Pyrolysis S2 versus total organic carbon (TOC) plot showing generative source rock potential for the rock units in the study area.

Overall, the relation between genetic petroleum potential yield (PY; S1 + S2) and TOC of the studied units in the Sayun-Masilah basin confirms the above results, where it suggests that most of the samples from Madbi source rocks locate in the zone of the potential source rocks for hydrocarbon generation ( Figure 3 ).

Figure 3.

Source rock rating and hydrocarbon generative potential based on the plot of petroleum potential yield (PY) versus TOC for the analyzed rock samples.
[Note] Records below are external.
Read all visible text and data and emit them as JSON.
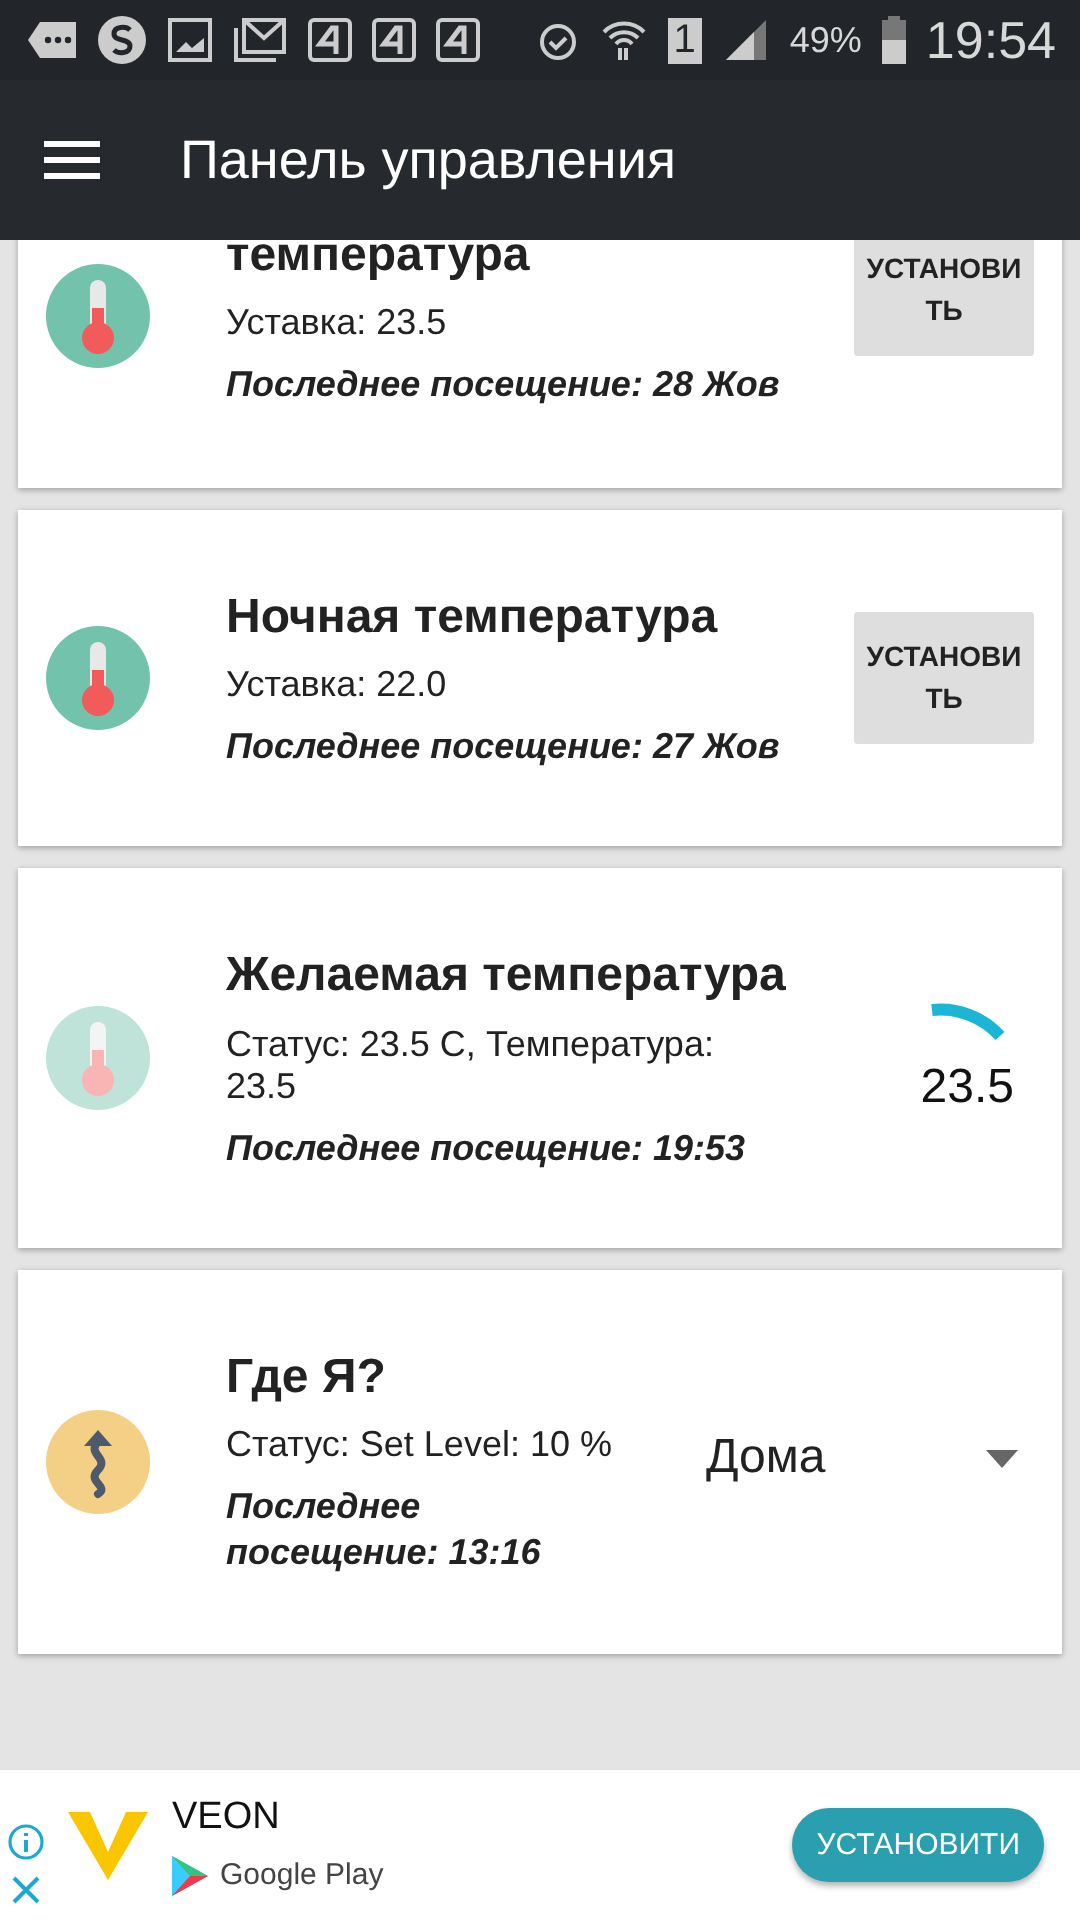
{
  "status_bar": {
    "sim": "1",
    "battery": "49%",
    "time": "19:54"
  },
  "app_bar": {
    "title": "Панель управления"
  },
  "cards": [
    {
      "kind": "button",
      "dimmed": false,
      "title": "температура",
      "status": "Уставка: 23.5",
      "last_visit": "Последнее посещение: 28 Жов",
      "button": "УСТАНОВИТЬ"
    },
    {
      "kind": "button",
      "dimmed": false,
      "title": "Ночная температура",
      "status": "Уставка: 22.0",
      "last_visit": "Последнее посещение: 27 Жов",
      "button": "УСТАНОВИТЬ"
    },
    {
      "kind": "gauge",
      "dimmed": true,
      "title": "Желаемая температура",
      "status": "Статус: 23.5 C, Температура: 23.5",
      "last_visit": "Последнее посещение: 19:53",
      "reading": "23.5"
    },
    {
      "kind": "dropdown",
      "dimmed": false,
      "title": "Где Я?",
      "status": "Статус: Set Level: 10 %",
      "last_visit": "Последнее посещение: 13:16",
      "value": "Дома"
    }
  ],
  "ad": {
    "name": "VEON",
    "store": "Google Play",
    "button": "УСТАНОВИТИ"
  }
}
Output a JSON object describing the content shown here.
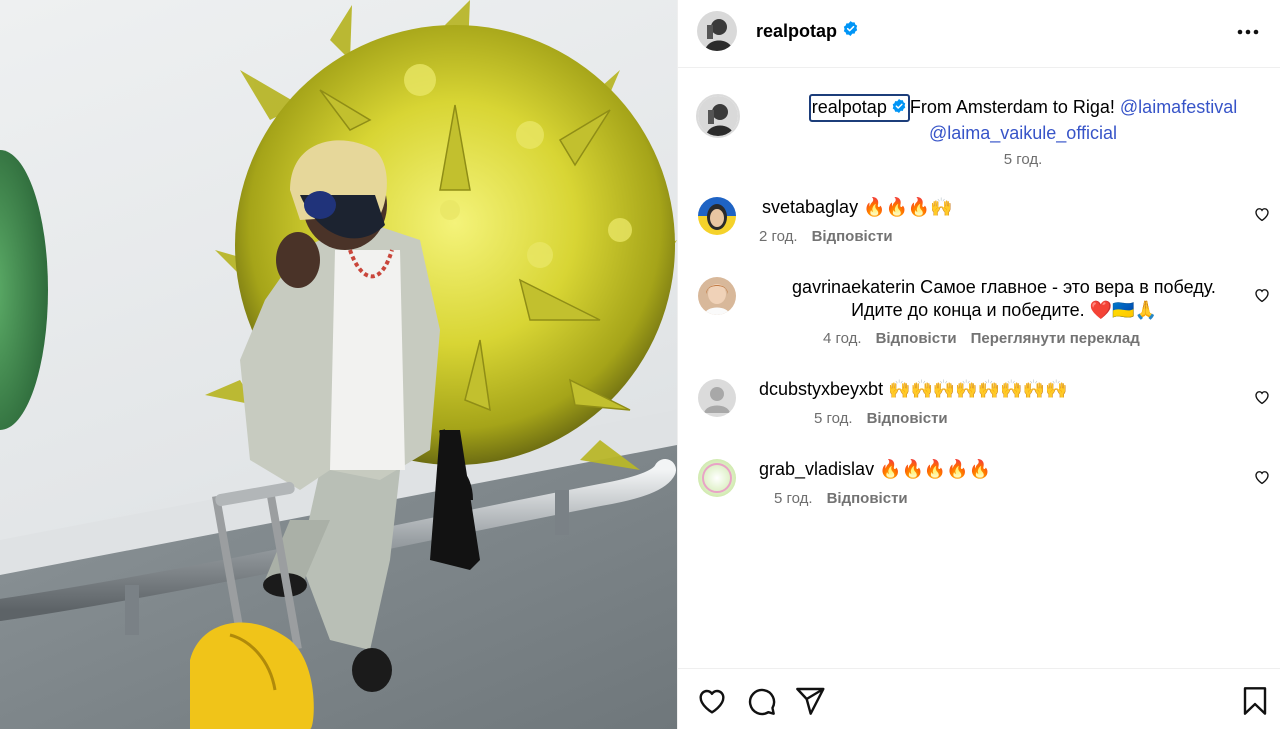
{
  "post": {
    "author": "realpotap",
    "verified": true
  },
  "caption": {
    "user": "realpotap",
    "text": "From Amsterdam to Riga!",
    "mention_1": "@laimafestival",
    "mention_2": "@laima_vaikule_official",
    "time": "5 год."
  },
  "comments": [
    {
      "user": "svetabaglay",
      "text": "🔥🔥🔥🙌",
      "time": "2 год.",
      "reply": "Відповісти"
    },
    {
      "user": "gavrinaekaterin",
      "text_line1": "Самое главное - это вера в победу.",
      "text_line2": "Идите до конца и победите. ❤️🇺🇦🙏",
      "time": "4 год.",
      "reply": "Відповісти",
      "translate": "Переглянути переклад"
    },
    {
      "user": "dcubstyxbeyxbt",
      "text": "🙌🙌🙌🙌🙌🙌🙌🙌",
      "time": "5 год.",
      "reply": "Відповісти"
    },
    {
      "user": "grab_vladislav",
      "text": "🔥🔥🔥🔥🔥",
      "time": "5 год.",
      "reply": "Відповісти"
    }
  ],
  "icons": [
    "more-icon",
    "verified-icon",
    "heart-icon",
    "comment-icon",
    "share-icon",
    "bookmark-icon"
  ],
  "colors": {
    "link": "#3754c8",
    "verified": "#0095f6",
    "meta": "#737373",
    "divider": "#efefef"
  }
}
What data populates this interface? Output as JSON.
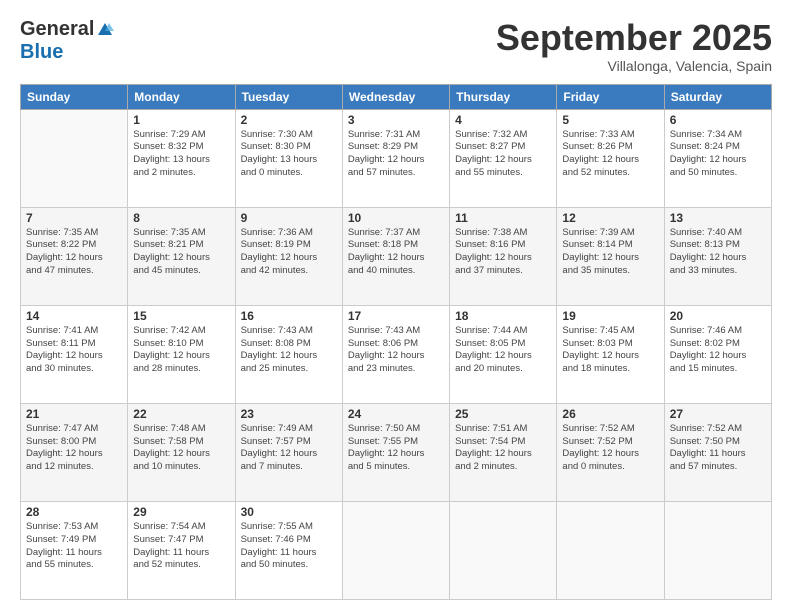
{
  "logo": {
    "general": "General",
    "blue": "Blue"
  },
  "header": {
    "month": "September 2025",
    "location": "Villalonga, Valencia, Spain"
  },
  "weekdays": [
    "Sunday",
    "Monday",
    "Tuesday",
    "Wednesday",
    "Thursday",
    "Friday",
    "Saturday"
  ],
  "weeks": [
    [
      {
        "day": "",
        "info": ""
      },
      {
        "day": "1",
        "info": "Sunrise: 7:29 AM\nSunset: 8:32 PM\nDaylight: 13 hours\nand 2 minutes."
      },
      {
        "day": "2",
        "info": "Sunrise: 7:30 AM\nSunset: 8:30 PM\nDaylight: 13 hours\nand 0 minutes."
      },
      {
        "day": "3",
        "info": "Sunrise: 7:31 AM\nSunset: 8:29 PM\nDaylight: 12 hours\nand 57 minutes."
      },
      {
        "day": "4",
        "info": "Sunrise: 7:32 AM\nSunset: 8:27 PM\nDaylight: 12 hours\nand 55 minutes."
      },
      {
        "day": "5",
        "info": "Sunrise: 7:33 AM\nSunset: 8:26 PM\nDaylight: 12 hours\nand 52 minutes."
      },
      {
        "day": "6",
        "info": "Sunrise: 7:34 AM\nSunset: 8:24 PM\nDaylight: 12 hours\nand 50 minutes."
      }
    ],
    [
      {
        "day": "7",
        "info": "Sunrise: 7:35 AM\nSunset: 8:22 PM\nDaylight: 12 hours\nand 47 minutes."
      },
      {
        "day": "8",
        "info": "Sunrise: 7:35 AM\nSunset: 8:21 PM\nDaylight: 12 hours\nand 45 minutes."
      },
      {
        "day": "9",
        "info": "Sunrise: 7:36 AM\nSunset: 8:19 PM\nDaylight: 12 hours\nand 42 minutes."
      },
      {
        "day": "10",
        "info": "Sunrise: 7:37 AM\nSunset: 8:18 PM\nDaylight: 12 hours\nand 40 minutes."
      },
      {
        "day": "11",
        "info": "Sunrise: 7:38 AM\nSunset: 8:16 PM\nDaylight: 12 hours\nand 37 minutes."
      },
      {
        "day": "12",
        "info": "Sunrise: 7:39 AM\nSunset: 8:14 PM\nDaylight: 12 hours\nand 35 minutes."
      },
      {
        "day": "13",
        "info": "Sunrise: 7:40 AM\nSunset: 8:13 PM\nDaylight: 12 hours\nand 33 minutes."
      }
    ],
    [
      {
        "day": "14",
        "info": "Sunrise: 7:41 AM\nSunset: 8:11 PM\nDaylight: 12 hours\nand 30 minutes."
      },
      {
        "day": "15",
        "info": "Sunrise: 7:42 AM\nSunset: 8:10 PM\nDaylight: 12 hours\nand 28 minutes."
      },
      {
        "day": "16",
        "info": "Sunrise: 7:43 AM\nSunset: 8:08 PM\nDaylight: 12 hours\nand 25 minutes."
      },
      {
        "day": "17",
        "info": "Sunrise: 7:43 AM\nSunset: 8:06 PM\nDaylight: 12 hours\nand 23 minutes."
      },
      {
        "day": "18",
        "info": "Sunrise: 7:44 AM\nSunset: 8:05 PM\nDaylight: 12 hours\nand 20 minutes."
      },
      {
        "day": "19",
        "info": "Sunrise: 7:45 AM\nSunset: 8:03 PM\nDaylight: 12 hours\nand 18 minutes."
      },
      {
        "day": "20",
        "info": "Sunrise: 7:46 AM\nSunset: 8:02 PM\nDaylight: 12 hours\nand 15 minutes."
      }
    ],
    [
      {
        "day": "21",
        "info": "Sunrise: 7:47 AM\nSunset: 8:00 PM\nDaylight: 12 hours\nand 12 minutes."
      },
      {
        "day": "22",
        "info": "Sunrise: 7:48 AM\nSunset: 7:58 PM\nDaylight: 12 hours\nand 10 minutes."
      },
      {
        "day": "23",
        "info": "Sunrise: 7:49 AM\nSunset: 7:57 PM\nDaylight: 12 hours\nand 7 minutes."
      },
      {
        "day": "24",
        "info": "Sunrise: 7:50 AM\nSunset: 7:55 PM\nDaylight: 12 hours\nand 5 minutes."
      },
      {
        "day": "25",
        "info": "Sunrise: 7:51 AM\nSunset: 7:54 PM\nDaylight: 12 hours\nand 2 minutes."
      },
      {
        "day": "26",
        "info": "Sunrise: 7:52 AM\nSunset: 7:52 PM\nDaylight: 12 hours\nand 0 minutes."
      },
      {
        "day": "27",
        "info": "Sunrise: 7:52 AM\nSunset: 7:50 PM\nDaylight: 11 hours\nand 57 minutes."
      }
    ],
    [
      {
        "day": "28",
        "info": "Sunrise: 7:53 AM\nSunset: 7:49 PM\nDaylight: 11 hours\nand 55 minutes."
      },
      {
        "day": "29",
        "info": "Sunrise: 7:54 AM\nSunset: 7:47 PM\nDaylight: 11 hours\nand 52 minutes."
      },
      {
        "day": "30",
        "info": "Sunrise: 7:55 AM\nSunset: 7:46 PM\nDaylight: 11 hours\nand 50 minutes."
      },
      {
        "day": "",
        "info": ""
      },
      {
        "day": "",
        "info": ""
      },
      {
        "day": "",
        "info": ""
      },
      {
        "day": "",
        "info": ""
      }
    ]
  ]
}
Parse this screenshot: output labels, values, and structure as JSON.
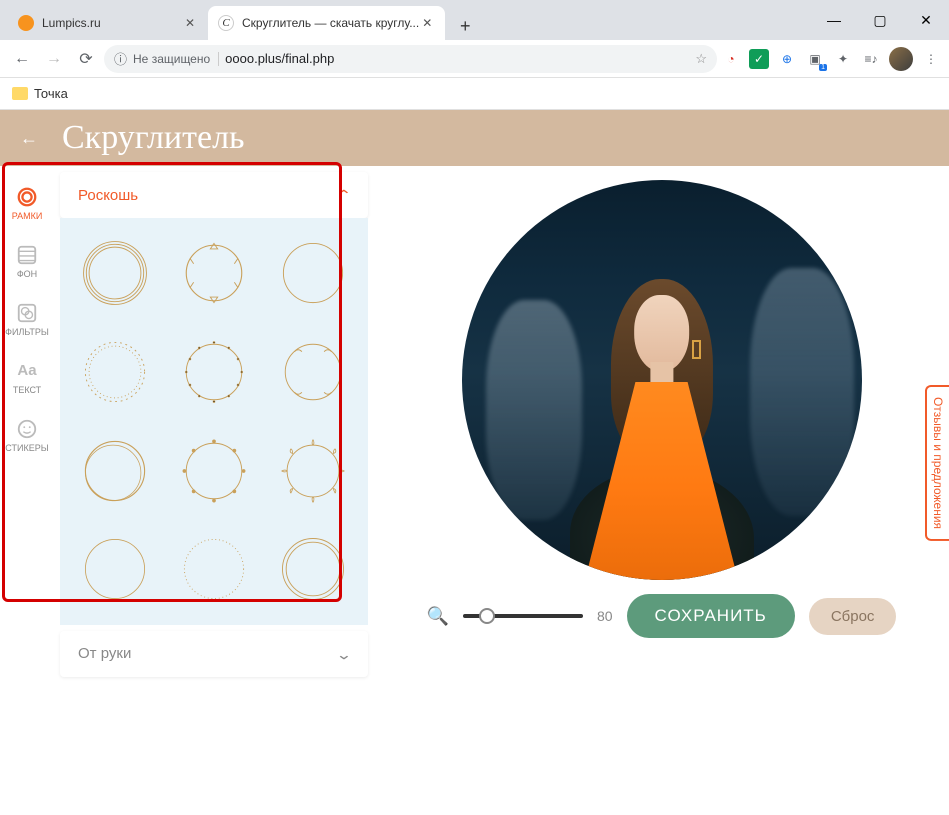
{
  "browser": {
    "tabs": [
      {
        "title": "Lumpics.ru",
        "active": false
      },
      {
        "title": "Скруглитель — скачать круглу...",
        "active": true
      }
    ],
    "security_label": "Не защищено",
    "url": "oooo.plus/final.php",
    "bookmark": "Точка"
  },
  "app": {
    "title": "Скруглитель",
    "sidebar": [
      {
        "key": "frames",
        "label": "РАМКИ",
        "active": true
      },
      {
        "key": "background",
        "label": "ФОН",
        "active": false
      },
      {
        "key": "filters",
        "label": "ФИЛЬТРЫ",
        "active": false
      },
      {
        "key": "text",
        "label": "ТЕКСТ",
        "active": false
      },
      {
        "key": "stickers",
        "label": "СТИКЕРЫ",
        "active": false
      }
    ],
    "category_open": "Роскошь",
    "category_closed": "От руки",
    "zoom_value": "80",
    "save_label": "СОХРАНИТЬ",
    "reset_label": "Сброс",
    "feedback_label": "Отзывы и предложения"
  }
}
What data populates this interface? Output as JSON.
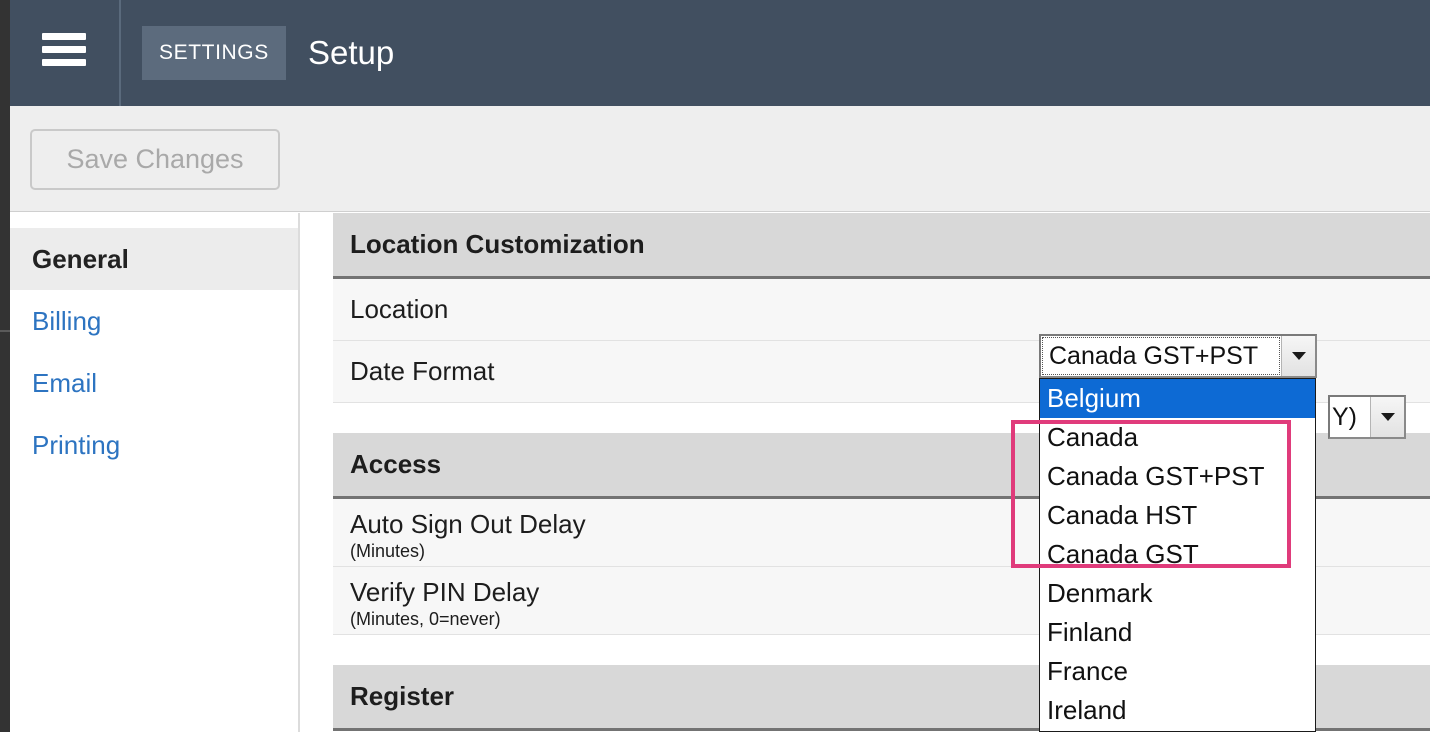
{
  "header": {
    "menu_icon": "hamburger-menu-icon",
    "badge_label": "SETTINGS",
    "title": "Setup",
    "bg_color": "#414f60",
    "badge_bg_color": "#5c6b7d"
  },
  "toolbar": {
    "save_label": "Save Changes",
    "save_disabled": true
  },
  "sidebar": {
    "items": [
      {
        "label": "General",
        "active": true
      },
      {
        "label": "Billing",
        "active": false
      },
      {
        "label": "Email",
        "active": false
      },
      {
        "label": "Printing",
        "active": false
      }
    ],
    "link_color": "#2d74c1",
    "active_bg_color": "#ececec"
  },
  "main": {
    "sections": [
      {
        "title": "Location Customization",
        "rows": [
          {
            "label": "Location",
            "sub": ""
          },
          {
            "label": "Date Format",
            "sub": ""
          }
        ]
      },
      {
        "title": "Access",
        "rows": [
          {
            "label": "Auto Sign Out Delay",
            "sub": "(Minutes)"
          },
          {
            "label": "Verify PIN Delay",
            "sub": "(Minutes, 0=never)"
          }
        ]
      },
      {
        "title": "Register",
        "rows": []
      }
    ]
  },
  "location_select": {
    "value": "Canada GST+PST",
    "arrow_icon": "chevron-down-icon",
    "open": true
  },
  "dateformat_select": {
    "value": "Y)",
    "arrow_icon": "chevron-down-icon",
    "open": false
  },
  "dropdown": {
    "highlighted": "Belgium",
    "highlight_color": "#0d6ad4",
    "options": [
      "Belgium",
      "Canada",
      "Canada GST+PST",
      "Canada HST",
      "Canada GST",
      "Denmark",
      "Finland",
      "France",
      "Ireland"
    ]
  },
  "annotation": {
    "type": "rectangle-highlight",
    "color": "#e03b7b",
    "covers": [
      "Canada",
      "Canada GST+PST",
      "Canada HST",
      "Canada GST"
    ]
  }
}
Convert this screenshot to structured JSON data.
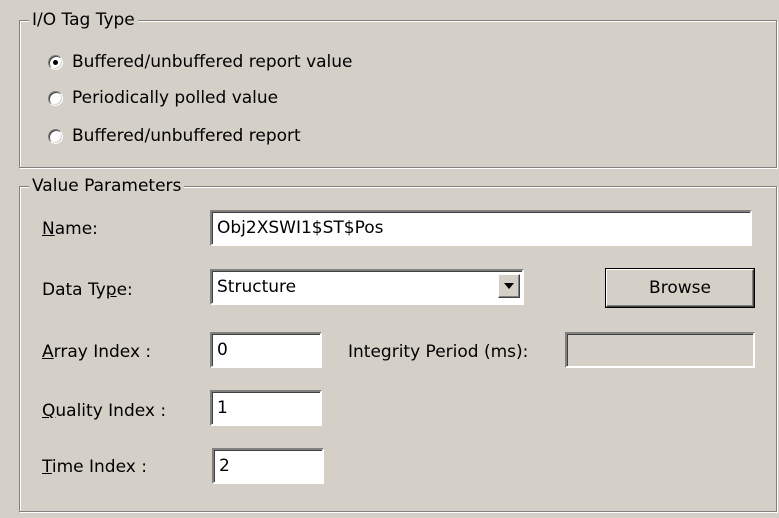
{
  "io_tag_type": {
    "title": "I/O Tag Type",
    "options": [
      {
        "label": "Buffered/unbuffered report value",
        "selected": true
      },
      {
        "label": "Periodically polled value",
        "selected": false
      },
      {
        "label": "Buffered/unbuffered report",
        "selected": false
      }
    ]
  },
  "value_parameters": {
    "title": "Value Parameters",
    "name": {
      "label_mnemonic": "N",
      "label_rest": "ame:",
      "value": "Obj2XSWI1$ST$Pos"
    },
    "data_type": {
      "label_pre": "Data Ty",
      "label_mnemonic": "p",
      "label_post": "e:",
      "value": "Structure"
    },
    "browse_label": "Browse",
    "array_index": {
      "label_mnemonic": "A",
      "label_rest": "rray Index :",
      "value": "0"
    },
    "integrity_period": {
      "label": "Integrity Period (ms):",
      "value": ""
    },
    "quality_index": {
      "label_mnemonic": "Q",
      "label_rest": "uality Index :",
      "value": "1"
    },
    "time_index": {
      "label_mnemonic": "T",
      "label_rest": "ime Index :",
      "value": "2"
    }
  }
}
2.2. Types of source rocks and depositional mechanisms of source rocks

One of the requirements needed for source rocks to generate commercial amounts of oil is that they must contain sufficient quantity of organic matter enough to generate and expel hydrocarbons [9]. Ronov (op.cit) also reported that the organic matter content in the open marine argillaceous sediments reaches about 1.1%, whereas that of the continental and lagoonal sediments reaches about 0.43%. Thomas [10] classified the potentiality of source rocks on the basis of their weight percentage of organic carbon; into poor source (<0.5 wt%), fair source (0.5–1.0 wt%), good source (1.0–2.0 wt%), and very good source (>2.0 wt%). Tissot and Welte [2] stated that, “clastic rocks, which are considered as source for petroleum contain a minimum of 0.5 wt% of the total organic carbon (TOC wt%), while good source rocks contain an average of about 2.0 wt% of TOC.” The type of organic matter has important influence on the nature of generated hydrocarbons. Espitalie et al. [11] found that organic richness alone may not suffice to evaluate source rocks, where the organic matter is mainly inertinite, i.e., oxidized or biodegraded, is not capable of generating hydrocarbons, even if present at high concentrations. Peters and Cassa [6] presented a scale for the assessment of source rocks used in a wide scale and is applied in this work; a content of 0.5 wt% TOC as a poor source, 0.5–1.0 wt% as a fair source, 1.0–2.0 wt% as a good source, and more than 2.0 wt% TOC as a very good source rock, and also based on the rock-eval pyrolysis data, such S1 and S2, as shown in Table 2 .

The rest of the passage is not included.